PyData Eindhoven 2022

How to not pull your hair out while providing data to the business: unit testing for your data pipelines
12-02, 15:10–15:40 (Europe/Amsterdam), Ernst-Curie

Other people who use your datasets is nice, but updating the logic behind it could cause breaking dashboards and ML models down the line. In this talk I will explain how to prevent these stressful situations by applying unit testing to your data or preprocessing pipelines in Python.


Unit testing is a testing method that is often used for building software. It helps in building more robust applications, so as a developer you can release with more confidence and less errors in production. But can you use this technique as a data engineer or data scientist for you preprocessing or pipeline code as well?

It turns out you can! And you can reap the same benefits that software engineers experience, such extra confidence before deployment, in your day-to-day work!

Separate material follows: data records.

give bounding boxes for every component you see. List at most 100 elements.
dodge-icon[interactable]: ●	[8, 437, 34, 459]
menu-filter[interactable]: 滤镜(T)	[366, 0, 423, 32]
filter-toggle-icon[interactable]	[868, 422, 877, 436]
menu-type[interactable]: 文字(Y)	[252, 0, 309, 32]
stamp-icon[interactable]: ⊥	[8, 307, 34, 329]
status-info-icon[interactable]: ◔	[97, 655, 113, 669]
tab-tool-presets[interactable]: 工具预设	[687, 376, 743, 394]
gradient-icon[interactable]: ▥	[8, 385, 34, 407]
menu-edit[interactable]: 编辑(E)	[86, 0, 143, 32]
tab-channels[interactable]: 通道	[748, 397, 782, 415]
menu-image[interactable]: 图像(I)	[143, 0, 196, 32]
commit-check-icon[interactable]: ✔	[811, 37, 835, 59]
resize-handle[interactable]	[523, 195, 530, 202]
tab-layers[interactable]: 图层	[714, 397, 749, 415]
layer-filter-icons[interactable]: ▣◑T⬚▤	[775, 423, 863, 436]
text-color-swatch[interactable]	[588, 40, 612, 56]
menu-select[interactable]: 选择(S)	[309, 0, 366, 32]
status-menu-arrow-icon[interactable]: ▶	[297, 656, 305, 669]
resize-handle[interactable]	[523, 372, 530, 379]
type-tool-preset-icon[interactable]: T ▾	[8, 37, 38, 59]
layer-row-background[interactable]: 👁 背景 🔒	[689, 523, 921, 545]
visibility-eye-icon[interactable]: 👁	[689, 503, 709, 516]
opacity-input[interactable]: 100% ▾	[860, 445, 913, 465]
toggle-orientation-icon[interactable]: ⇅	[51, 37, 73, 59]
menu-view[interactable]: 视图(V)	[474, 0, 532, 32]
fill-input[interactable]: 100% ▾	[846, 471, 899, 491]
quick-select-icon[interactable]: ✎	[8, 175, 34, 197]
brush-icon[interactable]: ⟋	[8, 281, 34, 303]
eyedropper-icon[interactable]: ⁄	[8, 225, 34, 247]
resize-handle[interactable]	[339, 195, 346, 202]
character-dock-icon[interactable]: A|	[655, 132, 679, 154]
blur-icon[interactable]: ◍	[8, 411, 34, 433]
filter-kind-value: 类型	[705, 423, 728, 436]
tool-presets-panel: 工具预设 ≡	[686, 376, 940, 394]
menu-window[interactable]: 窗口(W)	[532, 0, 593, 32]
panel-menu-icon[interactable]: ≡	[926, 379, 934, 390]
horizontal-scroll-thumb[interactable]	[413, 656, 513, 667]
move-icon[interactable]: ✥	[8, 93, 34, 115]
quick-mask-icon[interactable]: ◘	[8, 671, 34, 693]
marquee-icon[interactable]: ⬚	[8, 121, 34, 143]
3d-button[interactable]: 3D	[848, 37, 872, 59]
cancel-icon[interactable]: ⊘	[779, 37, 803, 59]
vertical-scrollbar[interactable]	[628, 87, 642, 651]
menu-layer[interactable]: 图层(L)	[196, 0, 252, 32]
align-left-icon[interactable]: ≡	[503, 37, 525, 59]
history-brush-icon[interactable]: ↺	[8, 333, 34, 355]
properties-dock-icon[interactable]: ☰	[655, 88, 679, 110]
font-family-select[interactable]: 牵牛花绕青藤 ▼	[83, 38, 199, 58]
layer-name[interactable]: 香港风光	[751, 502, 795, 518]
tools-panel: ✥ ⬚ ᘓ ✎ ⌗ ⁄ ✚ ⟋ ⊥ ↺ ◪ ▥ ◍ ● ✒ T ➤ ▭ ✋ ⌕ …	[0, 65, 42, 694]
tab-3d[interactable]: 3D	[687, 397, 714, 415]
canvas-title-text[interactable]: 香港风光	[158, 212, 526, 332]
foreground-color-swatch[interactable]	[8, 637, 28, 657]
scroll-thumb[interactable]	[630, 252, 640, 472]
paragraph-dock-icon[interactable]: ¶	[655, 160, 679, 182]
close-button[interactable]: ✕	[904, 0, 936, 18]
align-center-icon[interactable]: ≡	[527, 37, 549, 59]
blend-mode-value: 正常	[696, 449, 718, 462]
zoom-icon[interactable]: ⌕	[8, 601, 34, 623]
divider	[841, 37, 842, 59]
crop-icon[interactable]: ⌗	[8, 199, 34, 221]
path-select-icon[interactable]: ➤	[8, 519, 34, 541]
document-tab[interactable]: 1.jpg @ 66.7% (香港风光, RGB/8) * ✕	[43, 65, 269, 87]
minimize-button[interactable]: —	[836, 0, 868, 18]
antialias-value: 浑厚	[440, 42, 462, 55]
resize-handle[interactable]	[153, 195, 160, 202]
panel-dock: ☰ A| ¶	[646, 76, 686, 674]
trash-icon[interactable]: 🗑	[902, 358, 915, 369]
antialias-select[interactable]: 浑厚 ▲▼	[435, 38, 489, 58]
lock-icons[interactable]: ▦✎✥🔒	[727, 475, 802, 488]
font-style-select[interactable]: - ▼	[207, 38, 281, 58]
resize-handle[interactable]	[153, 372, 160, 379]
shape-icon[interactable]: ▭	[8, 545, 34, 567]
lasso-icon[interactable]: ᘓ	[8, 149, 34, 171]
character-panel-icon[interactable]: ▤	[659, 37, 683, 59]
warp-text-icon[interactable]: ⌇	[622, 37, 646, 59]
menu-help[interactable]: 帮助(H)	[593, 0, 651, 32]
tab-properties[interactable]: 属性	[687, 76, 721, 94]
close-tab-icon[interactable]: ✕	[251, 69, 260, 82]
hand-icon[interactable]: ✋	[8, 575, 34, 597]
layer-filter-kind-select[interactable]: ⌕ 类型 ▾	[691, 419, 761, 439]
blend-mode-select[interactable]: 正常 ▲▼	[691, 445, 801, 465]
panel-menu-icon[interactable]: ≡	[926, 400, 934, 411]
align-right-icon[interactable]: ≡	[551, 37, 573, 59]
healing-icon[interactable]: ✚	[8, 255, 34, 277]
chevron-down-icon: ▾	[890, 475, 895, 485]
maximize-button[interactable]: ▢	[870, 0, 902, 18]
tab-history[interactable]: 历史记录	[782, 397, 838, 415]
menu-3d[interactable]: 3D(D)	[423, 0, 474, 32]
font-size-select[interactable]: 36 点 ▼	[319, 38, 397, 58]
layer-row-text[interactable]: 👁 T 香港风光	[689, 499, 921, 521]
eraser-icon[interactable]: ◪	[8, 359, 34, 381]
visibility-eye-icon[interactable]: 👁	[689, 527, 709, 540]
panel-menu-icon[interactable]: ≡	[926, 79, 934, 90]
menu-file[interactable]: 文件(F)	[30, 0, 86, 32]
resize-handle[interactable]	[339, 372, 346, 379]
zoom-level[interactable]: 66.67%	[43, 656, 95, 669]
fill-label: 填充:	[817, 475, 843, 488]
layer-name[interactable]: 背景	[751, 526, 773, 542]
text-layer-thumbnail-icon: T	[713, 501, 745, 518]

In this talk I will walk you through the conceptual idea of unit testing for data or preprocessing pipelines and provide an example on how to apply it to a very simple use case that uses Pandas. The example will test some transformations on beer data 😉.

I will walk through a five step process with code examples in Python. That way data scientists and data engineers have practical guidance on how to apply it to their own projects by showing how to:
- Define what the logic is that you want to test within your project;
- Refactor your code to separate specific parts in your code;
- Generate synthetic data for testing purposes;
- Put your refactored code under tests using Pytest;
- Set up a CI pipeline in your Git provider in order to test code automatically.


Prior Knowledge Expected –

No previous knowledge expected

Data Engineer and co-founder of Blenddata.

Helping clients to build data platforms in the cloud.

Enthousiastic about clean code, cloud, self-service solutions and music.